Я затихаю на краю больничной койки, а он салфеткой вытирает мне губы. Как маленькой. Потом протирает лицо.
Тут меня и сносит паника. Что с моим ребенком? Силюсь произнести вопрос, но и язык меня не очень хорошо слушается.
Все же мне удается выдавить из себя:
– Дочка?
Мужчина напротив напрягается.
– Лен, ты только не нервничай. Тебя прокесарили.
Поэтому так болит живот? Но... Ужас сжимает сердце, холодом бежит вдоль позвоночника.
– У меня ведь 31 неделя только. Что с моей дочерью?!
– шепчу так, словно кричу на всю палату.
– Жива она. Жива!
– Платон мгновенно считывает мое состояние и не дожидается следующих вопросов, - В кувезе она. Не бойся. Врачи ей обязательно помогут.
Что он глупости говорит? Как можно не бояться? Она же наверняка крохотная совсем. И мало ли какие осложнения...
Говорить тяжело. Но он меня и так понимает.
– Не нагнетай. Это же наша дочь. Она справится. Мы в хорошей клинике. Ей проводят необходимое лечение. Нужно будет привезем еще спецов. Оборудование. Лекарство. Всё будет, что нужно.
– Увидеть хочу, - шепчу, понимая, что рада, что он здесь, рядом.
– Нет, - мне кажется, я вижу, как он отрицательно машет головой, хотя глаза я закрыла. Они сами закрылись. Сил нет, - Нельзя. Ты после операции. Врач разрешит вставать, сходим вместе.
Помолчав какое-то время добавляет:
– Она красивая.
Что в его голосе? Нежность? Странно так. Мне казалось, что Платон и нежность несовместимы.

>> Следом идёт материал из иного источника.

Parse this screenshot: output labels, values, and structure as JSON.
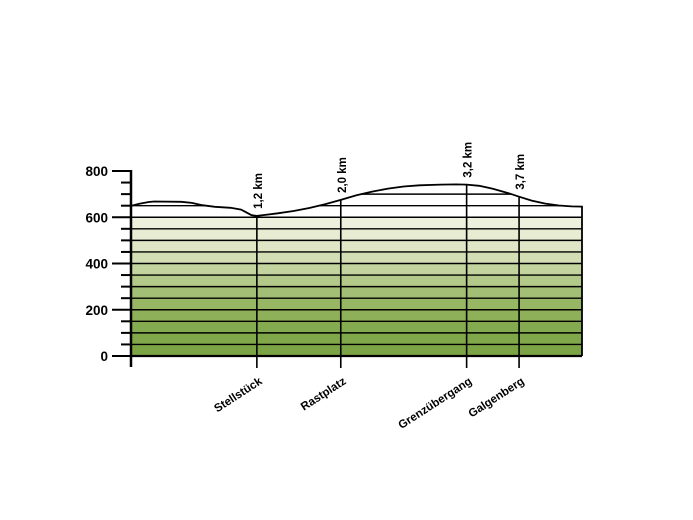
{
  "chart_data": {
    "type": "area",
    "title": "",
    "description": "Elevation profile of a trail with striped green gradient fill",
    "x_unit": "km",
    "y_unit": "m",
    "x_range": [
      0,
      4.3
    ],
    "y_range": [
      0,
      800
    ],
    "y_ticks_labeled": [
      "0",
      "200",
      "400",
      "600",
      "800"
    ],
    "y_tick_values": [
      0,
      200,
      400,
      600,
      800
    ],
    "y_minor_tick_step": 50,
    "band_step": 50,
    "grid": "horizontal-bands",
    "legend": "none",
    "line_color": "#000000",
    "background": "#ffffff",
    "band_colors_bottom_to_top": [
      "#7ca445",
      "#80a74a",
      "#85ab50",
      "#8db059",
      "#97b765",
      "#a3bf75",
      "#b2c989",
      "#c3d49f",
      "#d3deb4",
      "#dfe6c6",
      "#e7ecd3",
      "#eef0de"
    ],
    "profile_km_elevation": [
      [
        0,
        649
      ],
      [
        0.08,
        658
      ],
      [
        0.17,
        666
      ],
      [
        0.22,
        668
      ],
      [
        0.48,
        667
      ],
      [
        0.58,
        662
      ],
      [
        0.68,
        652
      ],
      [
        0.8,
        645
      ],
      [
        0.95,
        641
      ],
      [
        1.05,
        633
      ],
      [
        1.15,
        609
      ],
      [
        1.2,
        606
      ],
      [
        1.28,
        610
      ],
      [
        1.4,
        617
      ],
      [
        1.55,
        627
      ],
      [
        1.7,
        640
      ],
      [
        1.85,
        656
      ],
      [
        2.0,
        675
      ],
      [
        2.15,
        695
      ],
      [
        2.3,
        711
      ],
      [
        2.45,
        724
      ],
      [
        2.6,
        733
      ],
      [
        2.75,
        738
      ],
      [
        2.95,
        741
      ],
      [
        3.1,
        742
      ],
      [
        3.2,
        741
      ],
      [
        3.32,
        736
      ],
      [
        3.45,
        723
      ],
      [
        3.6,
        704
      ],
      [
        3.7,
        689
      ],
      [
        3.82,
        672
      ],
      [
        3.95,
        659
      ],
      [
        4.08,
        651
      ],
      [
        4.2,
        647
      ],
      [
        4.3,
        646
      ]
    ],
    "markers": [
      {
        "km": 1.2,
        "km_label": "1,2 km",
        "name": "Stellstück"
      },
      {
        "km": 2.0,
        "km_label": "2,0 km",
        "name": "Rastplatz"
      },
      {
        "km": 3.2,
        "km_label": "3,2 km",
        "name": "Grenzübergang"
      },
      {
        "km": 3.7,
        "km_label": "3,7 km",
        "name": "Galgenberg"
      }
    ]
  }
}
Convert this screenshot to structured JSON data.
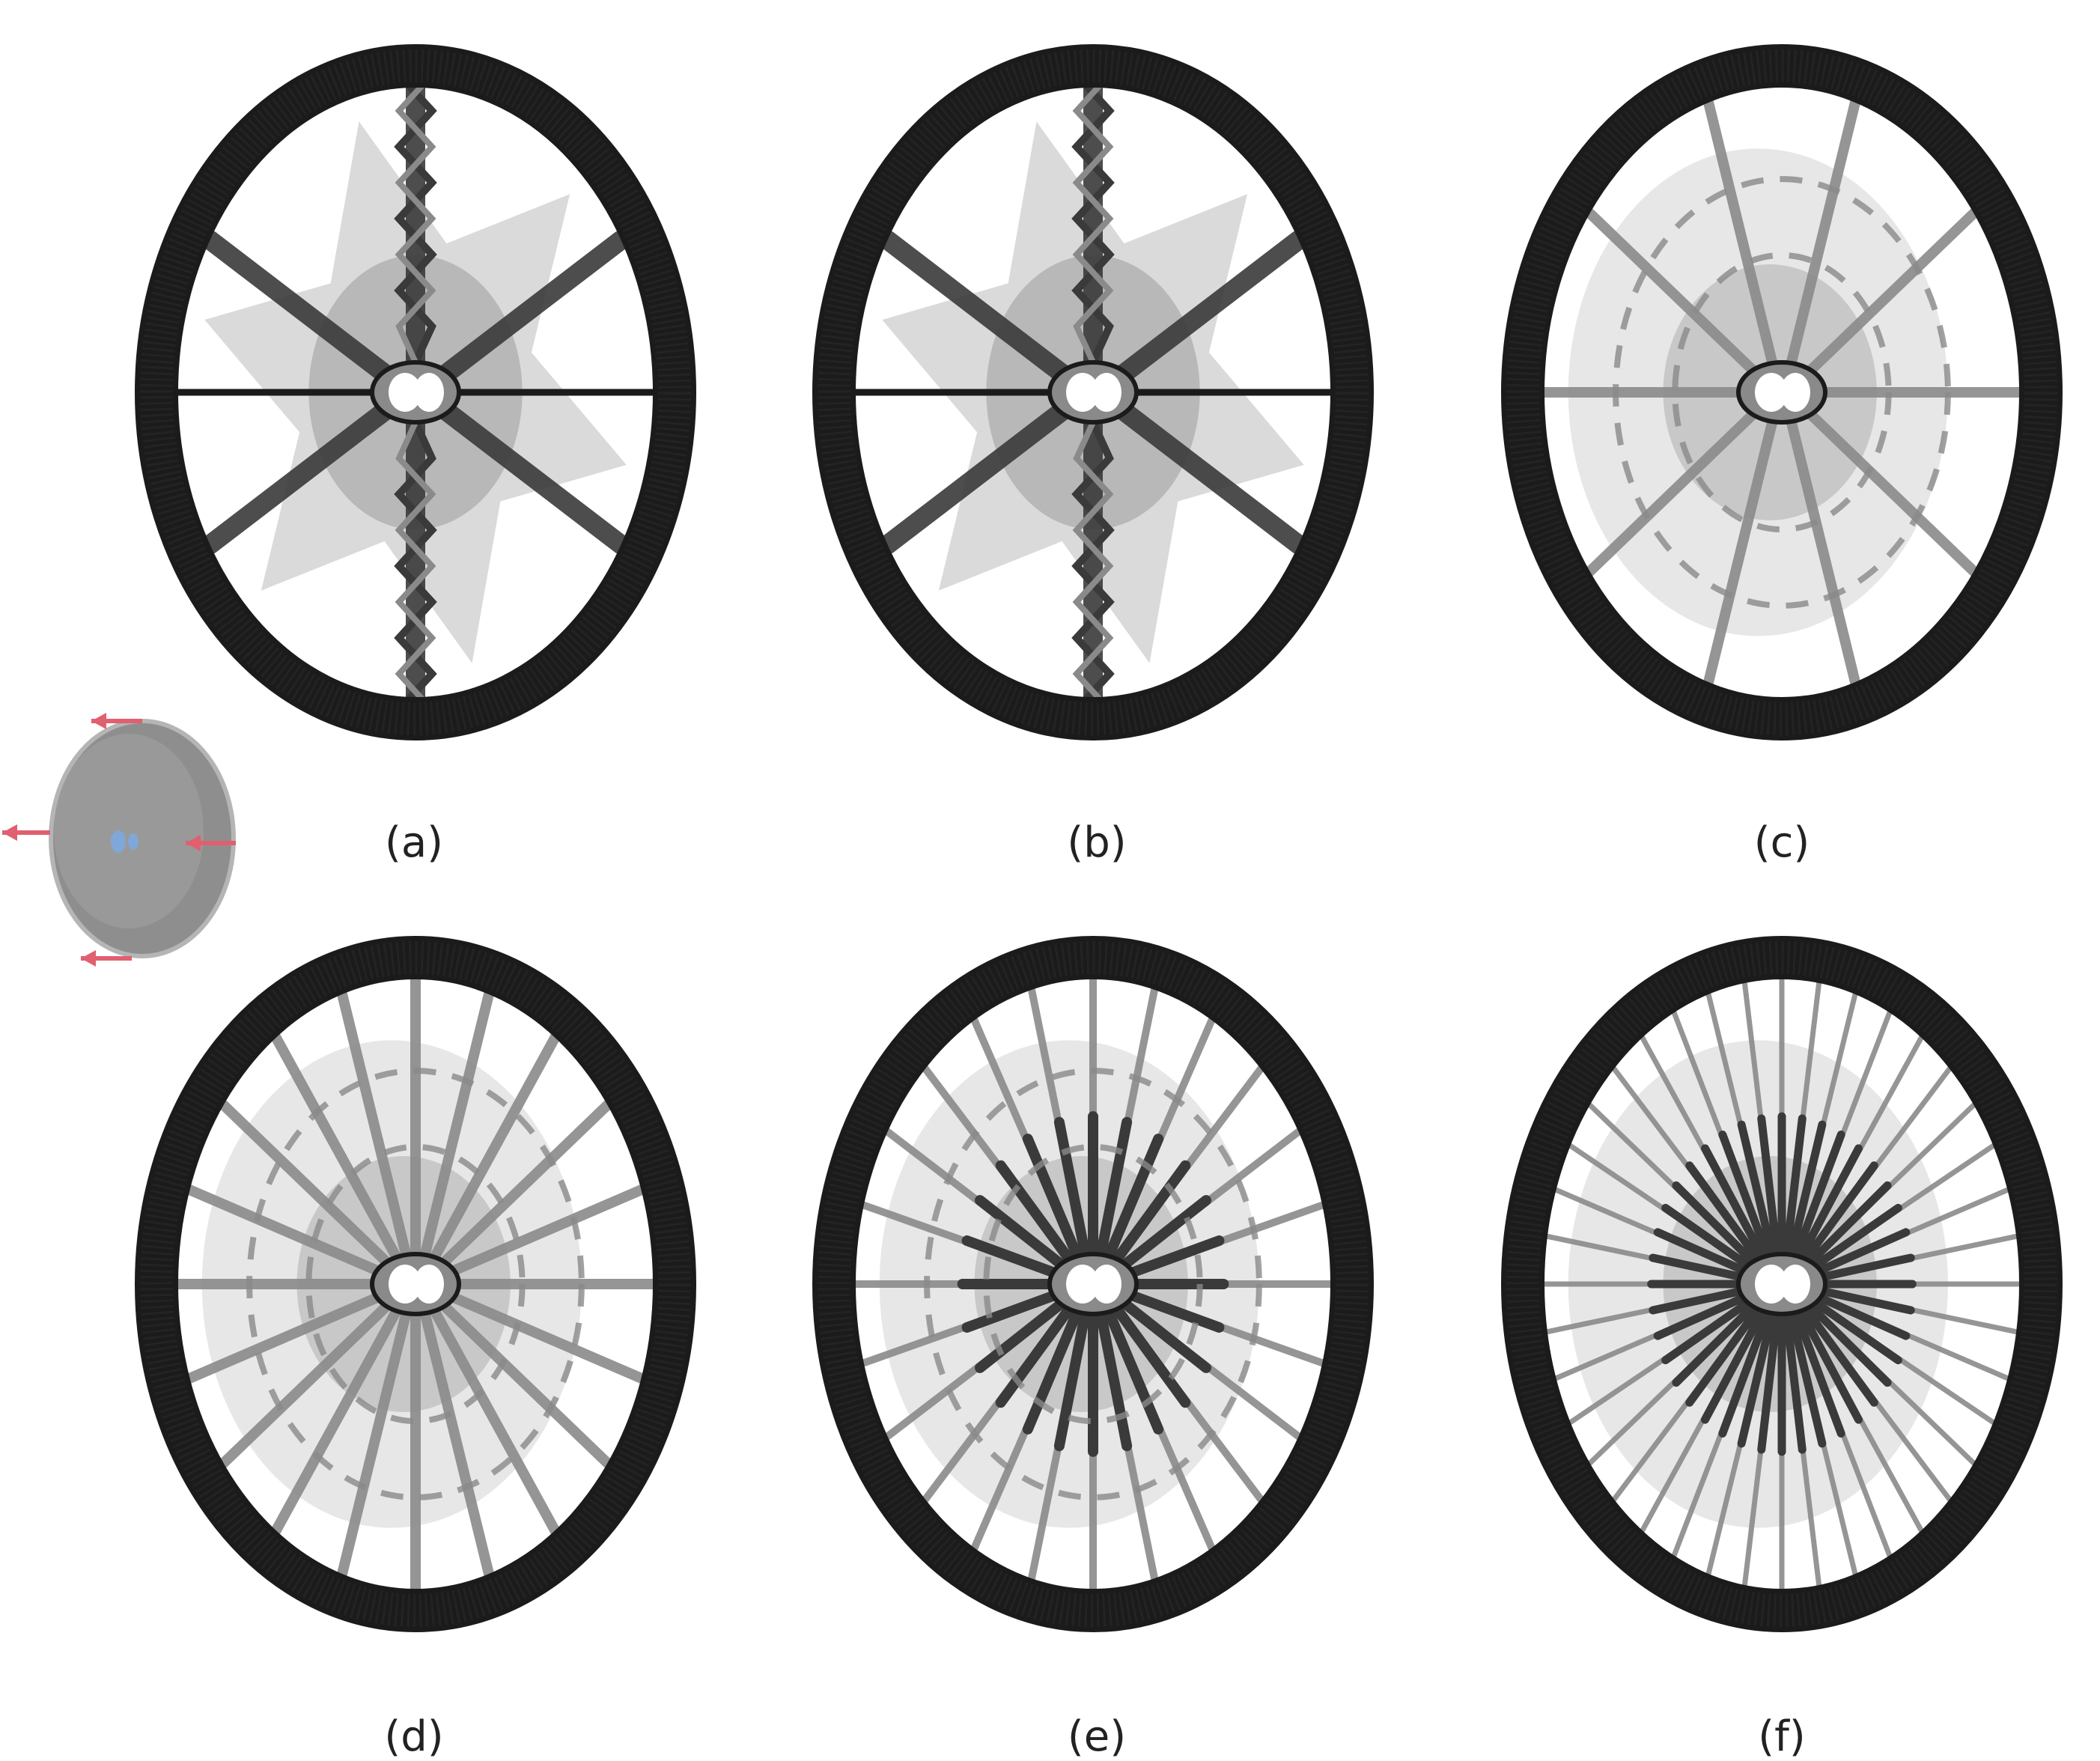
{
  "figure": {
    "panels": [
      {
        "id": "a",
        "caption": "(a)",
        "spokes": 6,
        "twisted": true,
        "style": "star"
      },
      {
        "id": "b",
        "caption": "(b)",
        "spokes": 6,
        "twisted": true,
        "style": "star"
      },
      {
        "id": "c",
        "caption": "(c)",
        "spokes": 10,
        "twisted": false,
        "style": "web"
      },
      {
        "id": "d",
        "caption": "(d)",
        "spokes": 20,
        "twisted": false,
        "style": "web"
      },
      {
        "id": "e",
        "caption": "(e)",
        "spokes": 24,
        "twisted": false,
        "style": "radial"
      },
      {
        "id": "f",
        "caption": "(f)",
        "spokes": 40,
        "twisted": false,
        "style": "dense"
      }
    ],
    "colors": {
      "rim": "#1b1b1b",
      "member_dark": "#3a3a3a",
      "member_mid": "#8a8a8a",
      "membrane": "#d4d4d4",
      "membrane_dark": "#a9a9a9",
      "inset_body": "#8e8e8e",
      "load_arrow": "#e06070",
      "support": "#7fa8d8"
    },
    "inset": {
      "label": "load-case-wheel",
      "arrows": 4
    }
  }
}
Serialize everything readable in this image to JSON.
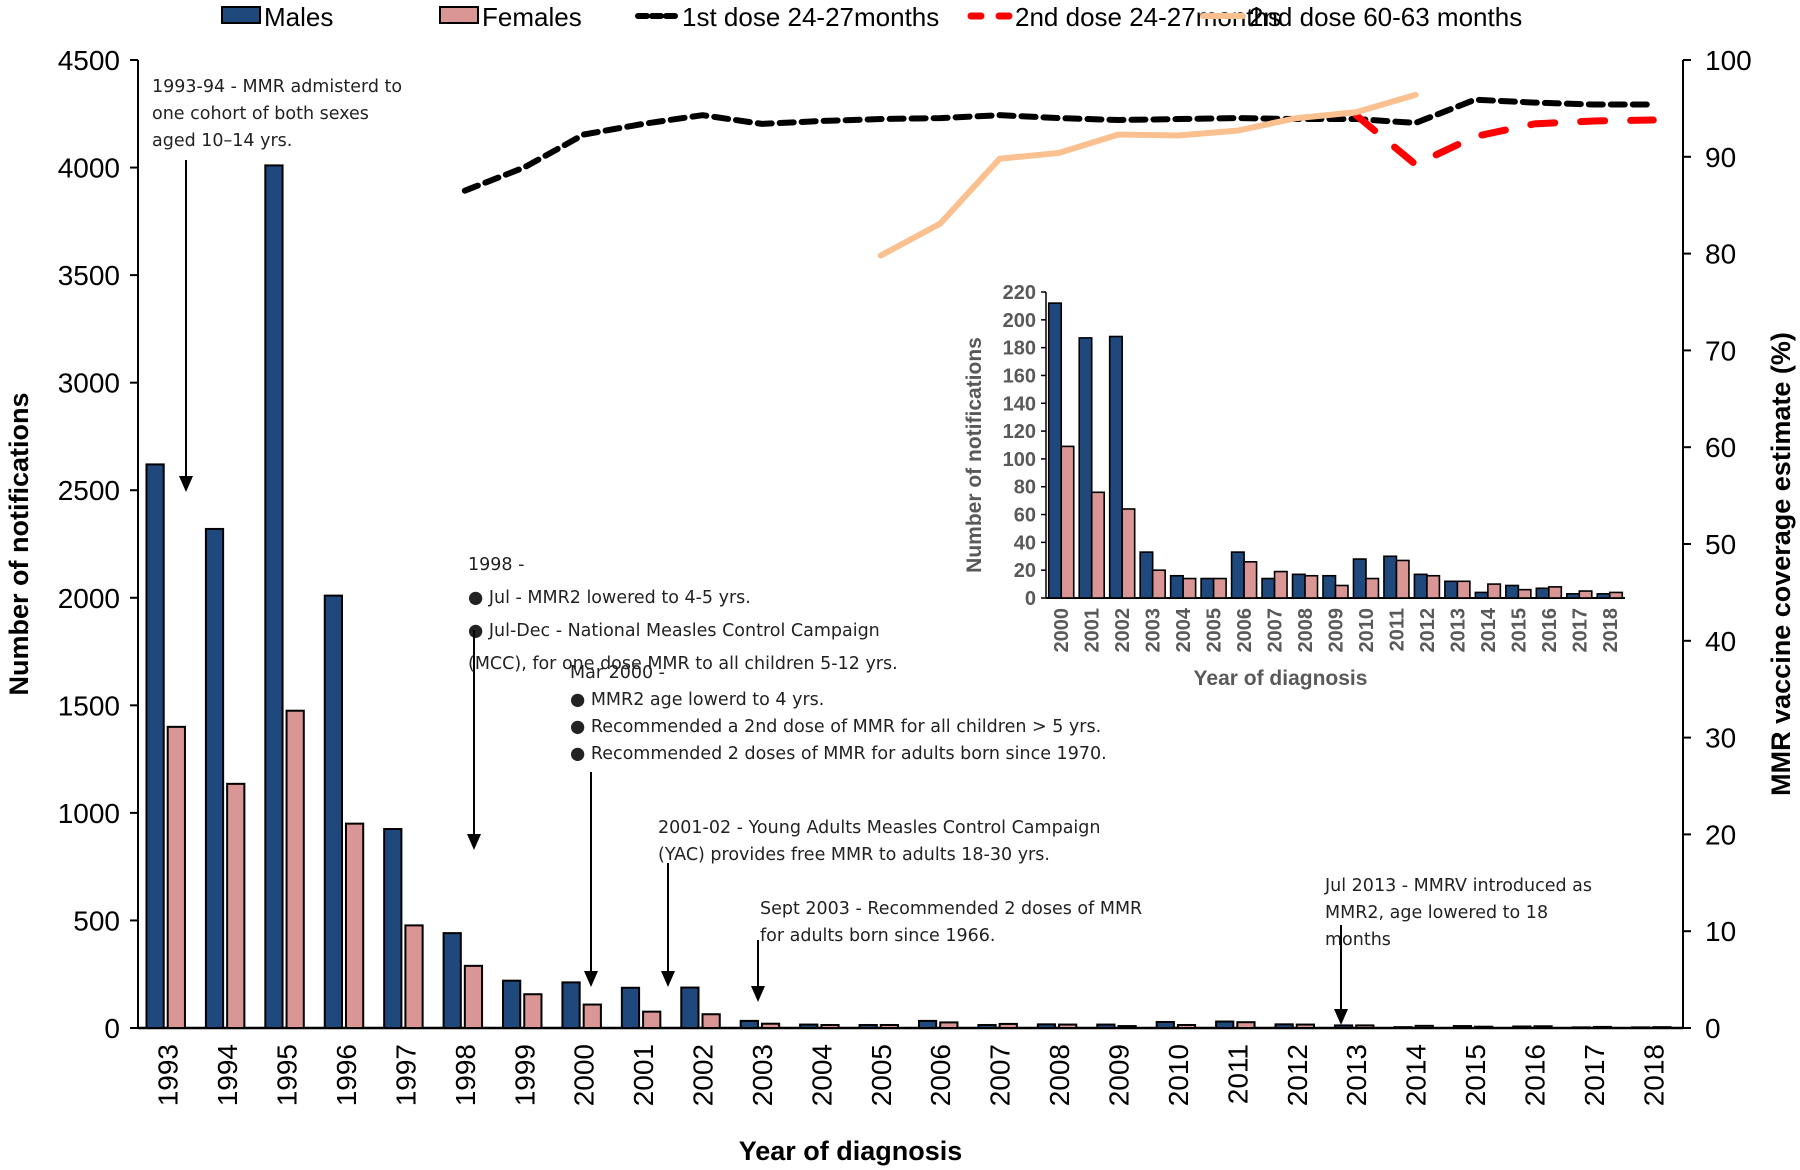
{
  "chart_data": {
    "type": "bar",
    "years": [
      "1993",
      "1994",
      "1995",
      "1996",
      "1997",
      "1998",
      "1999",
      "2000",
      "2001",
      "2002",
      "2003",
      "2004",
      "2005",
      "2006",
      "2007",
      "2008",
      "2009",
      "2010",
      "2011",
      "2012",
      "2013",
      "2014",
      "2015",
      "2016",
      "2017",
      "2018"
    ],
    "xlabel": "Year of diagnosis",
    "ylabel_left": "Number of  notifications",
    "ylabel_right": "MMR vaccine coverage estimate (%)",
    "ylim_left": [
      0,
      4500
    ],
    "yticks_left": [
      0,
      500,
      1000,
      1500,
      2000,
      2500,
      3000,
      3500,
      4000,
      4500
    ],
    "ylim_right": [
      0,
      100
    ],
    "yticks_right": [
      0,
      10,
      20,
      30,
      40,
      50,
      60,
      70,
      80,
      90,
      100
    ],
    "grid": false,
    "legend_position": "top",
    "bar_series": [
      {
        "name": "Males",
        "color": "#1f497d",
        "values": [
          2620,
          2320,
          4010,
          2010,
          925,
          441,
          220,
          212,
          187,
          188,
          33,
          16,
          14,
          33,
          14,
          17,
          16,
          28,
          30,
          17,
          12,
          4,
          9,
          7,
          3,
          3
        ]
      },
      {
        "name": "Females",
        "color": "#d99694",
        "values": [
          1400,
          1135,
          1475,
          950,
          477,
          289,
          157,
          109,
          76,
          64,
          20,
          14,
          14,
          26,
          19,
          16,
          9,
          14,
          27,
          16,
          12,
          10,
          6,
          8,
          5,
          4
        ]
      }
    ],
    "line_series": [
      {
        "name": "1st dose 24-27months",
        "color": "#000000",
        "style": "dashed",
        "values": [
          null,
          null,
          null,
          null,
          null,
          86.5,
          88.9,
          92.3,
          93.4,
          94.3,
          93.4,
          93.7,
          93.9,
          94.0,
          94.3,
          94.0,
          93.8,
          93.9,
          94.0,
          93.9,
          93.9,
          93.5,
          95.9,
          95.6,
          95.4,
          95.4
        ]
      },
      {
        "name": "2nd dose 24-27months",
        "color": "#ff0000",
        "style": "dashed-long",
        "values": [
          null,
          null,
          null,
          null,
          null,
          null,
          null,
          null,
          null,
          null,
          null,
          null,
          null,
          null,
          null,
          null,
          null,
          null,
          null,
          null,
          94.3,
          89.2,
          92.1,
          93.4,
          93.7,
          93.8
        ]
      },
      {
        "name": "2nd dose 60-63 months",
        "color": "#fac090",
        "style": "solid",
        "values": [
          null,
          null,
          null,
          null,
          null,
          null,
          null,
          null,
          null,
          null,
          null,
          null,
          79.8,
          83.1,
          89.8,
          90.4,
          92.3,
          92.2,
          92.7,
          94.0,
          94.6,
          96.4,
          null,
          null,
          null,
          null
        ]
      }
    ],
    "inset": {
      "type": "bar",
      "years": [
        "2000",
        "2001",
        "2002",
        "2003",
        "2004",
        "2005",
        "2006",
        "2007",
        "2008",
        "2009",
        "2010",
        "2011",
        "2012",
        "2013",
        "2014",
        "2015",
        "2016",
        "2017",
        "2018"
      ],
      "xlabel": "Year of diagnosis",
      "ylabel": "Number of notifications",
      "ylim": [
        0,
        220
      ],
      "yticks": [
        0,
        20,
        40,
        60,
        80,
        100,
        120,
        140,
        160,
        180,
        200,
        220
      ],
      "males": [
        212,
        187,
        188,
        33,
        16,
        14,
        33,
        14,
        17,
        16,
        28,
        30,
        17,
        12,
        4,
        9,
        7,
        3,
        3
      ],
      "females": [
        109,
        76,
        64,
        20,
        14,
        14,
        26,
        19,
        16,
        9,
        14,
        27,
        16,
        12,
        10,
        6,
        8,
        5,
        4
      ]
    },
    "annotations": [
      {
        "id": "a1993",
        "year": "1993",
        "lines": [
          "1993-94 - MMR admisterd to",
          "one cohort of both sexes",
          "aged 10–14 yrs."
        ]
      },
      {
        "id": "a1998",
        "year": "1998",
        "lines": [
          "1998 -",
          "●  Jul - MMR2  lowered to 4-5 yrs.",
          "●  Jul-Dec - National Measles Control Campaign",
          "(MCC), for one dose MMR to all children 5-12 yrs."
        ]
      },
      {
        "id": "a2000",
        "year": "2000",
        "lines": [
          "Mar 2000 -",
          "● MMR2 age lowerd to 4 yrs.",
          "● Recommended a 2nd dose of MMR for all children > 5 yrs.",
          "● Recommended 2 doses of MMR for adults born since 1970."
        ]
      },
      {
        "id": "a2001",
        "year": "2001-02",
        "lines": [
          "2001-02 - Young Adults Measles Control Campaign",
          "(YAC) provides free MMR to adults 18-30 yrs."
        ]
      },
      {
        "id": "a2003",
        "year": "2003",
        "lines": [
          "Sept 2003 -  Recommended 2 doses of MMR",
          "for adults born since 1966."
        ]
      },
      {
        "id": "a2013",
        "year": "2013",
        "lines": [
          "Jul 2013 -  MMRV introduced as",
          "MMR2, age lowered to 18",
          "months"
        ]
      }
    ]
  }
}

– Им документы твои нужны... добавляет он, имея в виду персонал клиники.
– В машине должны быть. Паспорт и страховка.
Стоп. А как меня оперировали без документов?
– Платон, ты, что, документы не нашел?
– Я их и не искал. Не до того мне было.
– А как же тогда?
– Деньги, Лен.
Возвращаются воспоминания, как все случилось.